What makes this run one of the hardest is the dense trees, the 8-foot drop, and the 38 degrees pitch on a terrain filled with moguls and frozen waterfalls. As the wind adds itself to this equation, navigating this terrain with common sense and good technique becomes a priority.
#11 The Goat
A double diamond with a pitch of 36 degrees… The Goat is among North America’s hardest and most extreme lines. The local story is that a hiker saw this line and said only a goat could overcome such a steep trail, and thus the run acquired its name. Now skiers conquer the Goat with the right technique and control.

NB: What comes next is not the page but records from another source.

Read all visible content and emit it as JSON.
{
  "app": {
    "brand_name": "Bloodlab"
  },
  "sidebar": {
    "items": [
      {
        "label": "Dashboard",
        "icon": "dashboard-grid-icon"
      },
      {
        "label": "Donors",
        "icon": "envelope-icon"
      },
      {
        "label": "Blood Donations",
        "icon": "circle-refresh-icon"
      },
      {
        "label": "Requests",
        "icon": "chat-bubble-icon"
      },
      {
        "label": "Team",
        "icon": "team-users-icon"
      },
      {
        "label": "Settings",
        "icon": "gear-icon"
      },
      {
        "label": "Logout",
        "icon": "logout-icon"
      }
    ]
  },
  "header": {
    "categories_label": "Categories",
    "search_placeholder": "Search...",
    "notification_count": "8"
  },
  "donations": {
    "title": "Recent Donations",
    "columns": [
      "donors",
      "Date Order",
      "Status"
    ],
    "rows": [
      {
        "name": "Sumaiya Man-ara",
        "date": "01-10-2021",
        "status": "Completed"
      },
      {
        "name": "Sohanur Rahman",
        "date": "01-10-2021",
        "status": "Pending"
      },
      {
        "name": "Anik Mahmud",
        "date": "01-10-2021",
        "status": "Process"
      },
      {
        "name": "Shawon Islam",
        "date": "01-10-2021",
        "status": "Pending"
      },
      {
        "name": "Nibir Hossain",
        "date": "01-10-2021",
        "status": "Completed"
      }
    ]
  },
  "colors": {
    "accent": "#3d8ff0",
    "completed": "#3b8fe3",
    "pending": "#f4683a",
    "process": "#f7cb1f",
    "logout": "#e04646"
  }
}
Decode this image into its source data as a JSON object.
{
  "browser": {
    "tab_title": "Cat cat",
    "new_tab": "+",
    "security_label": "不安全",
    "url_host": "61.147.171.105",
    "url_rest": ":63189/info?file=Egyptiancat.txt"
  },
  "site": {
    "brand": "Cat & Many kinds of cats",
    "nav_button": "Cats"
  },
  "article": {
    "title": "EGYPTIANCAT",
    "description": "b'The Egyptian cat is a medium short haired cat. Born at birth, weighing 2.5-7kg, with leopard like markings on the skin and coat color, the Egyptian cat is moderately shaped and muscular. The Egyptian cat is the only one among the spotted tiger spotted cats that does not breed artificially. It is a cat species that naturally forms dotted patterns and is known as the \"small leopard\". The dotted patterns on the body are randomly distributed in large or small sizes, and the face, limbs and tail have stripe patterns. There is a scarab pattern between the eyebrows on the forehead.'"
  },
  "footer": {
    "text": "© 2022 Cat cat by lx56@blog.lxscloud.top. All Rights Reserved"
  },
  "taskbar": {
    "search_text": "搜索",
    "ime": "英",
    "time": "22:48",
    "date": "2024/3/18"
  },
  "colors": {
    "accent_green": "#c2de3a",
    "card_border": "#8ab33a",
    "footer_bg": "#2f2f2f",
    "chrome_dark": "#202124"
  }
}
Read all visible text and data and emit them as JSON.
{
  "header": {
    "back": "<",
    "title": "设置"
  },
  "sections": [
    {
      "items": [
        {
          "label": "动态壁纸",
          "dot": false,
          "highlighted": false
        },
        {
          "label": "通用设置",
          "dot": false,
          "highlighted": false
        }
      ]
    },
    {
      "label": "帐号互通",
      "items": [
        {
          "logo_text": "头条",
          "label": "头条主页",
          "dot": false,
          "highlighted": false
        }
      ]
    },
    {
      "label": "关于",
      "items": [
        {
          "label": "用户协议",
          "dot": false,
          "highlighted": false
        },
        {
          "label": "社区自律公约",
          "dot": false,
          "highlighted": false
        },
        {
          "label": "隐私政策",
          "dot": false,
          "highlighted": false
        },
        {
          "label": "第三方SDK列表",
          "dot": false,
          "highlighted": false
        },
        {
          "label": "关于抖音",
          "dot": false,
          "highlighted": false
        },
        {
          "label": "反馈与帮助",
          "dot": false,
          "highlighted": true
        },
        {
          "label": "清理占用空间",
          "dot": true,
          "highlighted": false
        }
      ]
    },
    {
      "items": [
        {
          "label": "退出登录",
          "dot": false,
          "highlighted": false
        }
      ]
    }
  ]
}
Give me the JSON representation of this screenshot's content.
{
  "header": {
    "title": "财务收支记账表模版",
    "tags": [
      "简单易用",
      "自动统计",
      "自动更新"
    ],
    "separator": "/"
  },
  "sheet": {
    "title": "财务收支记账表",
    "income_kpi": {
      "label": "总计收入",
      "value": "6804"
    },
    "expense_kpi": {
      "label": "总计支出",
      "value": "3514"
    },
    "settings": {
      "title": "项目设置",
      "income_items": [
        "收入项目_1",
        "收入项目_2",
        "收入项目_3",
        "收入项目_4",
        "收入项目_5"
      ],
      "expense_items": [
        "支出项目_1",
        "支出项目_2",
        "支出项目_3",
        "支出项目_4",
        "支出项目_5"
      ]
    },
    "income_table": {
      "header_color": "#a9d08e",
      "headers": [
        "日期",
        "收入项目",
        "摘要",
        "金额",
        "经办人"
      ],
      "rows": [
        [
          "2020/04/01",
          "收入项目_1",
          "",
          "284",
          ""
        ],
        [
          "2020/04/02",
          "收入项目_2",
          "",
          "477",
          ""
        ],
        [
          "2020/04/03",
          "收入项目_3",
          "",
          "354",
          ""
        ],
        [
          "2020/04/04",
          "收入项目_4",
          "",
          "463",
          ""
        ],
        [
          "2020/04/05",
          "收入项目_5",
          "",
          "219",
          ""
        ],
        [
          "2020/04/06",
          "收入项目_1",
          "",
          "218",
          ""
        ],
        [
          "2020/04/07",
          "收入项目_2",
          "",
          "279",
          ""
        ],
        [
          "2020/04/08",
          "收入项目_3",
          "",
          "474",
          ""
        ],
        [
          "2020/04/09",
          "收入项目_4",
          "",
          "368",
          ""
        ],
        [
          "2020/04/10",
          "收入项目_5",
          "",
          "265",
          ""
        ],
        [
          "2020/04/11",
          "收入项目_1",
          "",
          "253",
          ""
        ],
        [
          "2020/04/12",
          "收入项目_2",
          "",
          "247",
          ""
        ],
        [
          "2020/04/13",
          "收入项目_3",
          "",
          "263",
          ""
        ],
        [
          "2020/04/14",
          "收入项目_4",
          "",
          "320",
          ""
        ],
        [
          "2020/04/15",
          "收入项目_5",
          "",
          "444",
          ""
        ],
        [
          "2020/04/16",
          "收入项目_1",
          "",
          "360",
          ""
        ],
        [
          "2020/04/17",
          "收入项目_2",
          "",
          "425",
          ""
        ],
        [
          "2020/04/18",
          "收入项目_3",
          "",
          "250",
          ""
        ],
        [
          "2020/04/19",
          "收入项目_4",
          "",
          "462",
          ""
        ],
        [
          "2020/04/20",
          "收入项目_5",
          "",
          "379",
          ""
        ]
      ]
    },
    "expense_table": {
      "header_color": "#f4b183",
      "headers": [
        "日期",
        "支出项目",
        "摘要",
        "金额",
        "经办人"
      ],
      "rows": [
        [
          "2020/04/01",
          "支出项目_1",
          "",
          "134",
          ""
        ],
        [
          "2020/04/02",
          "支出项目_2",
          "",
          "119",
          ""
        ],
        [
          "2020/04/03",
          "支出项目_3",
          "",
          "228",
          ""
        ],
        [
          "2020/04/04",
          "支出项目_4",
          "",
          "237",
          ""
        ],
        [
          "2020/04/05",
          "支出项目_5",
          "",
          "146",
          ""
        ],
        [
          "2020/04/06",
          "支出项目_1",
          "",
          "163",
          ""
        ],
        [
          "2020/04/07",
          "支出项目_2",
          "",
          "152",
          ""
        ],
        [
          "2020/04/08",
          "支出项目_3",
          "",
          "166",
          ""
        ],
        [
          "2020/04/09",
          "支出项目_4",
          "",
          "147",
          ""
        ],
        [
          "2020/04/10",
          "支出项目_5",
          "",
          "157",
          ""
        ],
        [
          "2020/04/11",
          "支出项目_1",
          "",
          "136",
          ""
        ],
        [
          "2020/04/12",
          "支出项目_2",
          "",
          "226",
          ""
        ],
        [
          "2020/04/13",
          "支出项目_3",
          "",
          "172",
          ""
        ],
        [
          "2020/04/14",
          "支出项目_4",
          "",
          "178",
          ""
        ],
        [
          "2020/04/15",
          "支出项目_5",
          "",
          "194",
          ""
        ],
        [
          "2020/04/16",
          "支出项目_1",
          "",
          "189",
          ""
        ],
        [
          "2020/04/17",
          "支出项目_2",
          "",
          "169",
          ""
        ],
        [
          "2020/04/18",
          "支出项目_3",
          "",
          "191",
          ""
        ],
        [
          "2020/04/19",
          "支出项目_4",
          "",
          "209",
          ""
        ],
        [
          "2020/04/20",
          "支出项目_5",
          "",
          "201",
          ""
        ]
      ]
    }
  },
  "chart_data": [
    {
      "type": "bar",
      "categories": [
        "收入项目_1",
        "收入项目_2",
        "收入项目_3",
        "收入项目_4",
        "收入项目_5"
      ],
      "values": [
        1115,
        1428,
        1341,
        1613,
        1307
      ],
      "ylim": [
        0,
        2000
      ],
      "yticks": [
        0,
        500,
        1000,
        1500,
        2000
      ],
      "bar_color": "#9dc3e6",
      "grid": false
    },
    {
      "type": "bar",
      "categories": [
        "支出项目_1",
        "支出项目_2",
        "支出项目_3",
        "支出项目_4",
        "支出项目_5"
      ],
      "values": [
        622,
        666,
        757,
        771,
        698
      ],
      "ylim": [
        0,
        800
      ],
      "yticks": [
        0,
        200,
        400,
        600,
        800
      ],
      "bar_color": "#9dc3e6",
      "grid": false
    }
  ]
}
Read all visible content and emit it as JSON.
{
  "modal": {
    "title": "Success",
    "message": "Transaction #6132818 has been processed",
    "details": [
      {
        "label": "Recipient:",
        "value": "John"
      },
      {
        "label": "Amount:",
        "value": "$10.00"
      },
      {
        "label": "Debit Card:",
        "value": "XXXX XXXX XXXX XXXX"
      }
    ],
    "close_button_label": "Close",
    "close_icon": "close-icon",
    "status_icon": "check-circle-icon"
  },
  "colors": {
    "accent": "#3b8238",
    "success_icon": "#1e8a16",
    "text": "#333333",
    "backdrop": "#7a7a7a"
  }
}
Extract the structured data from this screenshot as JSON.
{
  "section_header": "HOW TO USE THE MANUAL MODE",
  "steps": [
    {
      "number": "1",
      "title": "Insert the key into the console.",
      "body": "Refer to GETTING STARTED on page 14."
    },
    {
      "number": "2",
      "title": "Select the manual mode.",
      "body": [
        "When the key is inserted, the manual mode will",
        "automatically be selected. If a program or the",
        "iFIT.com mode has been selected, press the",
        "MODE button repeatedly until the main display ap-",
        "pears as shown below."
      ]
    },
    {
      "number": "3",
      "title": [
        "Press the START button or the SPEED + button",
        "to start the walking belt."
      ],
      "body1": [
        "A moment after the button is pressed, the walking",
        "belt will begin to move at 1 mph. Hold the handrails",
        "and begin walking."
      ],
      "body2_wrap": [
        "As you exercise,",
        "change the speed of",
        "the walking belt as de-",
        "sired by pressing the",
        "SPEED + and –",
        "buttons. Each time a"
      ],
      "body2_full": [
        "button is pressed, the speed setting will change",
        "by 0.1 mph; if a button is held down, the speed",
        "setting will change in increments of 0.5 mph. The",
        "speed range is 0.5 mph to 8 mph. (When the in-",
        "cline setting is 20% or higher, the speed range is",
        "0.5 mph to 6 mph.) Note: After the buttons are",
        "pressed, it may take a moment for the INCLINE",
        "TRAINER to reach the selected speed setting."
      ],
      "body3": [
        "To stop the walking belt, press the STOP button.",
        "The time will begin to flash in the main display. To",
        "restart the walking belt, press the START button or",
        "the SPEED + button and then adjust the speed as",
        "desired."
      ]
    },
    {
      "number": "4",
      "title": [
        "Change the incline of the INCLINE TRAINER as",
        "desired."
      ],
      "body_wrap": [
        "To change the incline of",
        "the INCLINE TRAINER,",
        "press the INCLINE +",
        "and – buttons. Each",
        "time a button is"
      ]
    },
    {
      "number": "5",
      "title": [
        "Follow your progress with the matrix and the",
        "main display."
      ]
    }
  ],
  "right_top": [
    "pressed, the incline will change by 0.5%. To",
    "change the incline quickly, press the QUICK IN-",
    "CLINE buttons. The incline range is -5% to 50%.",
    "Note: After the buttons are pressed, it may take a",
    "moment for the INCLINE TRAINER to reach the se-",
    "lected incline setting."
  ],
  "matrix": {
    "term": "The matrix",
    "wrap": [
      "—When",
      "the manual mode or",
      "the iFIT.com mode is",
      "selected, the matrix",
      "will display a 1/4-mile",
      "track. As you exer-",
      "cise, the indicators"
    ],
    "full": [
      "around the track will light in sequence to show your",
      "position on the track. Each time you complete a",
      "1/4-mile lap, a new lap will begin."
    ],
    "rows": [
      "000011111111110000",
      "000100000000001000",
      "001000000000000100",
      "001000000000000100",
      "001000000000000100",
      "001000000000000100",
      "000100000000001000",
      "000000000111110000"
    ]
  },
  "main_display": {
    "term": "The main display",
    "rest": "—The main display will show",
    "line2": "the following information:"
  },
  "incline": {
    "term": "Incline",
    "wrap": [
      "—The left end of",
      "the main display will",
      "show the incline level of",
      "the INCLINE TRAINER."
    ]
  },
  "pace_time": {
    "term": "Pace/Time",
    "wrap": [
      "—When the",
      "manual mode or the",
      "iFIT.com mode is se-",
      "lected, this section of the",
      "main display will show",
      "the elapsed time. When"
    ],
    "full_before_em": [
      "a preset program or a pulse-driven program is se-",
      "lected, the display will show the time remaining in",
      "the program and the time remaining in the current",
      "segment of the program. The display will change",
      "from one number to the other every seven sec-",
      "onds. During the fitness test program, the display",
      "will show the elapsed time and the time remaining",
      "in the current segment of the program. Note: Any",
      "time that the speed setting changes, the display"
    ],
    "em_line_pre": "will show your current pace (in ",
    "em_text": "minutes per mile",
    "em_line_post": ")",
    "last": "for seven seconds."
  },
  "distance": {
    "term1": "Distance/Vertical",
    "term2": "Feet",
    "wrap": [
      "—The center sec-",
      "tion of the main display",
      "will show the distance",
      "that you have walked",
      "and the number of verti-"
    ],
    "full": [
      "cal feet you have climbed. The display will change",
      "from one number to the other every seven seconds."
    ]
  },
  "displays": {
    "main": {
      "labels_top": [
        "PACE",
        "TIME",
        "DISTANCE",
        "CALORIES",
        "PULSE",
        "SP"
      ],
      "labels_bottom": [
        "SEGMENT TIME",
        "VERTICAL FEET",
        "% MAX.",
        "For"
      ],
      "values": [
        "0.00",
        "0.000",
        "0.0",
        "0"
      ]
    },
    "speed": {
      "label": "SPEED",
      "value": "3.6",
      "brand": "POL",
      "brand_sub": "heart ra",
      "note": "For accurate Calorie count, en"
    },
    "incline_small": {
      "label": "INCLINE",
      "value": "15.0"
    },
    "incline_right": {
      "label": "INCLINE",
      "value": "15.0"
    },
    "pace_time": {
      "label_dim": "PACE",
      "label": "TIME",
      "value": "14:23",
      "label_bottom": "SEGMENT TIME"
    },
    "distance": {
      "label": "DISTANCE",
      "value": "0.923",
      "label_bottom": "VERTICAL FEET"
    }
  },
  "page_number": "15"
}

Boulders, streams, and moguls are among the challenges you’ll face skiing this run. So, make sure you’re ready for this run before trying it.
#12 Kill The Banker
Sensational views and a breathtaking adventure in a run filled with moguls and cliffs. The 6,500 feet run takes skiers on a challenging ride at a 35 degrees pitch. Revelstoke local and skier Chris Rubens frequents this run and denominates it to have the longest sustained pitch in a run. Challenging with a sustained pitch and strenuous terrain, Kill the Banker offers a unique experience to anyone who attempts it.
#13 Dj’s Tramline
DJ’s Tramline is a line that was “never meant to be skied.” After the Cannon Mountain tram line was closed in 1980, this area was utilized as a slope. As its terrain is filled with rocks and the slope’s 34-degree pitch makes it a challenge to maneuver according to what this slope throws in your way, DJ’s Tramline is among the hardest runs in North America.
#14 Paranoid 4
Mammoth Mountain’s Ski Area is home to the Paranoid 4, each of these four runs are double black diamonds with cliffs, tricky terrain, and harsh weather conditions: like the Hurricane Force Winds. Although each run has the possibility of providing you with a fresh track, avalanche risks and visibility issues are higher in these runs.
#15 White Nitro
White Nitro run of Sugarloaf Mountain captivates expert skiers with its 43-degree pitch and open-bowl experience. This icy and steep double diamond is ready to challenge any skier/rider who dares take the leap.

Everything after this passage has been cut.